La situation où les élèves "modifient" arbitrairement leur voiture, retirent les limitations de vitesse pour augmenter leurs capacités de fonctionnement ou exprimer leur personnalité devient un problème préoccupant, cachant de nombreux risques pour la sécurité routière.
Selon les avertissements du Département de la police de la circulation, de nombreux véhicules tels que les voitures électriques et les motos de petite cylindrée ont été modifiés en structure afin d'augmenter la vitesse et de changer de style sans prévoir les conséquences.
De nombreux véhicules, après avoir été "modifiés", sont interférés avec le moteur, le système de transmission, la batterie, le régulateur de vitesse ou les limites de vitesse sont supprimées. Le changement de structure fait que le véhicule ne répond plus aux normes de sécurité initiales, ce qui crée un risque potentiel d'accidents de la circulation, d'incendie et d'explosion et de perte de contrôle lors du fonctionnement.
La réalité montre que de nombreuses voitures électriques d'élèves après avoir été "modifiées" peuvent rouler à une vitesse beaucoup plus élevée que la conception initiale, tandis que le système de freinage, le châssis et les pneus ne sont pas mis à niveau en conséquence. Lors de la circulation sur des routes très fréquentées ou face à des situations inattendues, les conducteurs peuvent facilement perdre le contrôle, tomber ou provoquer de graves collisions.

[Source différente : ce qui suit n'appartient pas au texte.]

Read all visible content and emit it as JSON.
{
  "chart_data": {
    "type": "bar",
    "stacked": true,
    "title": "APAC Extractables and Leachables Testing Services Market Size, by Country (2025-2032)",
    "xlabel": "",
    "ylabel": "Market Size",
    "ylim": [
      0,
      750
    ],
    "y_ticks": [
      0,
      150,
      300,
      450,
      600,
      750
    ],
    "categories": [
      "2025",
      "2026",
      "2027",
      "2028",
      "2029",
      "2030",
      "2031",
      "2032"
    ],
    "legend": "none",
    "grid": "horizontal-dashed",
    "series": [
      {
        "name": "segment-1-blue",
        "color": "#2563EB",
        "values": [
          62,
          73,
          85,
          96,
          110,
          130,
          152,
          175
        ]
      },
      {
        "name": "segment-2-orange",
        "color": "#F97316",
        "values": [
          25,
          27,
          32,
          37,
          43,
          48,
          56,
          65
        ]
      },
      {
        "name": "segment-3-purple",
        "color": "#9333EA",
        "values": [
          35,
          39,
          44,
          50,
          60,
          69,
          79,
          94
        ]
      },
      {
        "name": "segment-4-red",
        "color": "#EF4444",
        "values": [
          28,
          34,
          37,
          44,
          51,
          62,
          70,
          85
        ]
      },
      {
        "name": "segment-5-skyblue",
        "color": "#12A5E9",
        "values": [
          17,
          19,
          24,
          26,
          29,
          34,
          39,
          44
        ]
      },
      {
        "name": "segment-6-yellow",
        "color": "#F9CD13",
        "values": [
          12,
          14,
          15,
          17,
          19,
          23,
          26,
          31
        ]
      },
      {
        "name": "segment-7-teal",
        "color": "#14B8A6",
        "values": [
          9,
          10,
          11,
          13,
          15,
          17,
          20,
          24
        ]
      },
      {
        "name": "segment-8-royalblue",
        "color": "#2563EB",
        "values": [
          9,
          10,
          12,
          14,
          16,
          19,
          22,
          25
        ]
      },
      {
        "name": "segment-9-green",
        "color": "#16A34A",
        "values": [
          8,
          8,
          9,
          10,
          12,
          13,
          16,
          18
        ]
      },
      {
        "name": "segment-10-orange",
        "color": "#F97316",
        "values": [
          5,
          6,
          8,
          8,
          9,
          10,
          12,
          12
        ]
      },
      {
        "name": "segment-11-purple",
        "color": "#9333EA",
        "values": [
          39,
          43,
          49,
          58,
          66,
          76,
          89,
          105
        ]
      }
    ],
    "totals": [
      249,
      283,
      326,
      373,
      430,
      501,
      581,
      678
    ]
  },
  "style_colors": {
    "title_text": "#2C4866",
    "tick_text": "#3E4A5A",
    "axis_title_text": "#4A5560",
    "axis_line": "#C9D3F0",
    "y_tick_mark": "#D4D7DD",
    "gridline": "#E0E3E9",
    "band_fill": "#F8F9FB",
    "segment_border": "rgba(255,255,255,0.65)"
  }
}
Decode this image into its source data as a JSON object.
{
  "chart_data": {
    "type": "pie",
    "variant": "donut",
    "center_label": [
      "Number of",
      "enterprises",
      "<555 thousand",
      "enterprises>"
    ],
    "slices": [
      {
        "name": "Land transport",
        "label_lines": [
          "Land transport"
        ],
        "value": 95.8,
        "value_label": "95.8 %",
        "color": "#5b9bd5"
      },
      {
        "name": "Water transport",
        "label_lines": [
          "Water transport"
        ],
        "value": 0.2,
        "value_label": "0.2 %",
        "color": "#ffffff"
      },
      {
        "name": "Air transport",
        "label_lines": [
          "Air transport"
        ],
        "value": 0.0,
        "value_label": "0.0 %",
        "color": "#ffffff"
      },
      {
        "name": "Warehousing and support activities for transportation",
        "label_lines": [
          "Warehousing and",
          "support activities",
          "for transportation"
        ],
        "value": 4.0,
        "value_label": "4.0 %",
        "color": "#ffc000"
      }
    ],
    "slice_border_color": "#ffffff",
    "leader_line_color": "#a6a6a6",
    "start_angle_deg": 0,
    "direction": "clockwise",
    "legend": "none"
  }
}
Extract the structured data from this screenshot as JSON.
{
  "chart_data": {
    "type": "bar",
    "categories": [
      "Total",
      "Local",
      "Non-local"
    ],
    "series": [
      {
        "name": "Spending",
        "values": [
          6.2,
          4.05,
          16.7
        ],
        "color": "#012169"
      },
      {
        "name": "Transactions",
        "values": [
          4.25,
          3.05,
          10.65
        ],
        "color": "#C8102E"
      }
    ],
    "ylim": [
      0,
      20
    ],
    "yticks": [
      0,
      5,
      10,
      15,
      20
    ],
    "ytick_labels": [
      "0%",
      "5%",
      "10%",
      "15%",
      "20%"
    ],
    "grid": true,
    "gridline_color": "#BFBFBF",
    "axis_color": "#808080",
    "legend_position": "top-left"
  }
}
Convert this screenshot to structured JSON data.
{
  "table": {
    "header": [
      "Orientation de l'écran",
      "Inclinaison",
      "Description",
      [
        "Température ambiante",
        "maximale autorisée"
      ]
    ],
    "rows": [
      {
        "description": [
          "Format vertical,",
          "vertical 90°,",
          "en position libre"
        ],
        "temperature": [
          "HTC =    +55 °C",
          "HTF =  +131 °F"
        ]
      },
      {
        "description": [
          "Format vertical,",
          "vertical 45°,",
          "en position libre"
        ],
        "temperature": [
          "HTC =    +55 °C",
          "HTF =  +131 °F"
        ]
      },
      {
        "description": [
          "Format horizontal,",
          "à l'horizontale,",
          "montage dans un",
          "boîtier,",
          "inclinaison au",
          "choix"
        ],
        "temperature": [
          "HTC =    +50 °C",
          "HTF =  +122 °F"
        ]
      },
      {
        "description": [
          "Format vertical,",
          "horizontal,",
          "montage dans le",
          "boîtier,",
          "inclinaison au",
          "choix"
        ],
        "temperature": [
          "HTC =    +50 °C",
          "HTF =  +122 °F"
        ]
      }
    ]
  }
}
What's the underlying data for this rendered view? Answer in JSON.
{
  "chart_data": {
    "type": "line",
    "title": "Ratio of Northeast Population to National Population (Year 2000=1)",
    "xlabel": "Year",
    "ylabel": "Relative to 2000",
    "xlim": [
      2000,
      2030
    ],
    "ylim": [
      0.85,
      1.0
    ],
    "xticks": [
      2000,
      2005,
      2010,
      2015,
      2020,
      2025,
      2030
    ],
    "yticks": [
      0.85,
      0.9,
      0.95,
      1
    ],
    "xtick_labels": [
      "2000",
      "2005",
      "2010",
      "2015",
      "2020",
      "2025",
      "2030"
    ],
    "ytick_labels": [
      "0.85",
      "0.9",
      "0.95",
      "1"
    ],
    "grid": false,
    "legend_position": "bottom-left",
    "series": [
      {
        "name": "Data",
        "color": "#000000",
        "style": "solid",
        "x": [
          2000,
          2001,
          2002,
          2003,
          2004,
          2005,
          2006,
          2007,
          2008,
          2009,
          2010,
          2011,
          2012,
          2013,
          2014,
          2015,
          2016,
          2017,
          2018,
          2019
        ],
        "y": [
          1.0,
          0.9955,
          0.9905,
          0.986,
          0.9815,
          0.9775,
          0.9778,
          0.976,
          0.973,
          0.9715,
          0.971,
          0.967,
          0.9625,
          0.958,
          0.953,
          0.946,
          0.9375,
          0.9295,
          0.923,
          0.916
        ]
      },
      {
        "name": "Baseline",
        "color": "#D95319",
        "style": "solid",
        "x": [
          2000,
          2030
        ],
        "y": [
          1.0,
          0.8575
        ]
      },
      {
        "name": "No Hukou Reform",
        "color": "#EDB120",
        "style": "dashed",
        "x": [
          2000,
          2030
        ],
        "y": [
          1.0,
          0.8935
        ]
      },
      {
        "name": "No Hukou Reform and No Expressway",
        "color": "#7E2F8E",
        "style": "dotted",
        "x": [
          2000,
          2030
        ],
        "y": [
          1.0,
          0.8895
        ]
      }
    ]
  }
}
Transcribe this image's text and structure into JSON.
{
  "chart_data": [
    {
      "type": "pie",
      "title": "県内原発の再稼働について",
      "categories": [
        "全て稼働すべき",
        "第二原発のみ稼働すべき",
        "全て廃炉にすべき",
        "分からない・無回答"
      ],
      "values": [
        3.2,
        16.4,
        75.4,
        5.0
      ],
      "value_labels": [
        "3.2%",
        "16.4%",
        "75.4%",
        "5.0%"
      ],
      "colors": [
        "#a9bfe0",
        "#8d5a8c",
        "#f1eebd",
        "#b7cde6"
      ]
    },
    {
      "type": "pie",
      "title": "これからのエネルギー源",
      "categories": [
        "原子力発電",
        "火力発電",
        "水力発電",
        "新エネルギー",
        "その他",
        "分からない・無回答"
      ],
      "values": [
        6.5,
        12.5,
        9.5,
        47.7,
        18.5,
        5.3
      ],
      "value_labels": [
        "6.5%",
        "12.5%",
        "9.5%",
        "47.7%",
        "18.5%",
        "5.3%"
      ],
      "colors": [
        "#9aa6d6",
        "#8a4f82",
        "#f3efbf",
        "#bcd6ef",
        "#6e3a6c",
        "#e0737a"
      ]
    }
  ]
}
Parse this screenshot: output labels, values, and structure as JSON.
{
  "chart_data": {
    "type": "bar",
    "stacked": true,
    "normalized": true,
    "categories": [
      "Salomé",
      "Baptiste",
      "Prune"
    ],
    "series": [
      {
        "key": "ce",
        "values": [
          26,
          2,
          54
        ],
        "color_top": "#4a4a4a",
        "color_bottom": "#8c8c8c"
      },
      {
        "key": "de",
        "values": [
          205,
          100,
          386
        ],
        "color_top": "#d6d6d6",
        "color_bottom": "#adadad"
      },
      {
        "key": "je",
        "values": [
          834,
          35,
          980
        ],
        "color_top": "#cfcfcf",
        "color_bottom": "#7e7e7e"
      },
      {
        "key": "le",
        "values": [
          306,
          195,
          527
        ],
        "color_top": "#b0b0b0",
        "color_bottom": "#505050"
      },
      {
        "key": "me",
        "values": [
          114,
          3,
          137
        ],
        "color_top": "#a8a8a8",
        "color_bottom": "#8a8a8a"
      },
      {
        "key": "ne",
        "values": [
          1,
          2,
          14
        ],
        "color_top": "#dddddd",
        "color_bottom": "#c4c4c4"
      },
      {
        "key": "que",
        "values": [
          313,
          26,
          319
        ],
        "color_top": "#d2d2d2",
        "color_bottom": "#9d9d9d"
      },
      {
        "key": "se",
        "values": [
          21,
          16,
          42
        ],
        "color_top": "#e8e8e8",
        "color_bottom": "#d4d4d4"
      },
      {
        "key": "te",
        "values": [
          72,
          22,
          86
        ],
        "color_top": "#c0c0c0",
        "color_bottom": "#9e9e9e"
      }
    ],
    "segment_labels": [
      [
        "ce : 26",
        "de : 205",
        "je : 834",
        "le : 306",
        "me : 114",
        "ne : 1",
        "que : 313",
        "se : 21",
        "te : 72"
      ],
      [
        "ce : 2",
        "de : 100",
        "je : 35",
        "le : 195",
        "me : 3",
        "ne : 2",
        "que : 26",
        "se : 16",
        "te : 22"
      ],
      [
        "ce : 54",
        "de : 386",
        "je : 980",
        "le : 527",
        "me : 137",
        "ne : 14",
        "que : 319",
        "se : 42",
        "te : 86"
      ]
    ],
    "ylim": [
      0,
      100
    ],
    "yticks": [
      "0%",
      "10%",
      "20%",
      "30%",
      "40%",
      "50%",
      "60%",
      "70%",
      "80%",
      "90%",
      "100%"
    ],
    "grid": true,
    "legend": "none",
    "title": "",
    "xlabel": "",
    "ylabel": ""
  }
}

Le département de la police de la circulation met également en garde contre le risque d'incendie et d'explosion provenant de batteries et de composants d'origine inconnue ou de connexions électriques spontanées. Certains cas d'utilisation de batteries de forte puissance, de charge incorrecte peuvent entraîner des courts-circuits, des incendies, menaçant directement la vie des utilisateurs et des personnes environnantes.
Il est à noter que la plupart des élèves sont encore limités dans leurs compétences en matière de conduite de véhicules ainsi que dans leur capacité à gérer les situations lorsqu'ils participent à la circulation. Pendant ce temps, la psychologie de l'amour de l'expression de soi, influencée par les vidéos de "modification de voiture", de bruissement de pot d'échappement, de conduite à grande vitesse sur les réseaux sociaux, rend de nombreux élèves faciles à suivre sans pleinement comprendre les conséquences.
Outre le risque d'accidents, la situation de rassemblement pour conduire à grande vitesse, zigzaguer, faire des zigzags, faire rugir les pots d'échappement de groupes de "modifier de voitures" provoque également des troubles à l'ordre public, affectant les usagers de la route et la vie des gens.
Selon la loi sur l'ordre et la sécurité de la circulation routière de 2024 et le décret 168/2024/ND-CP, l'acte de modifier arbitrairement la structure et les caractéristiques du véhicule est une violation de la loi. Les personnes qui ne remplissent pas les conditions pour conduire un véhicule seront traitées conformément à la réglementation. Dans le cas où les parents ou les personnes qui confient le véhicule à des personnes qui ne remplissent pas les conditions pour conduire peuvent également faire l'objet d'un examen de responsabilité connexe.
Le Département de la police de la circulation recommande aux parents de ne pas considérer le "tuning automobile" comme un passe-temps inoffensif ou une tendance temporaire. Les familles doivent vérifier régulièrement les véhicules utilisés par leurs enfants, détecter rapidement les signes de changement de structure, de niveau de batterie, d'ajustement de la vitesse ou d'utilisation incorrecte des véhicules.
En outre, l'école doit renforcer la sensibilisation aux compétences en matière de participation à la circulation en toute sécurité, coopérer avec les forces fonctionnelles pour inspecter et rappeler aux élèves de respecter les dispositions légales, contribuant ainsi à prévenir les incidents regrettables qui pourraient survenir à partir de la tendance "tuning automobile" dans les écoles.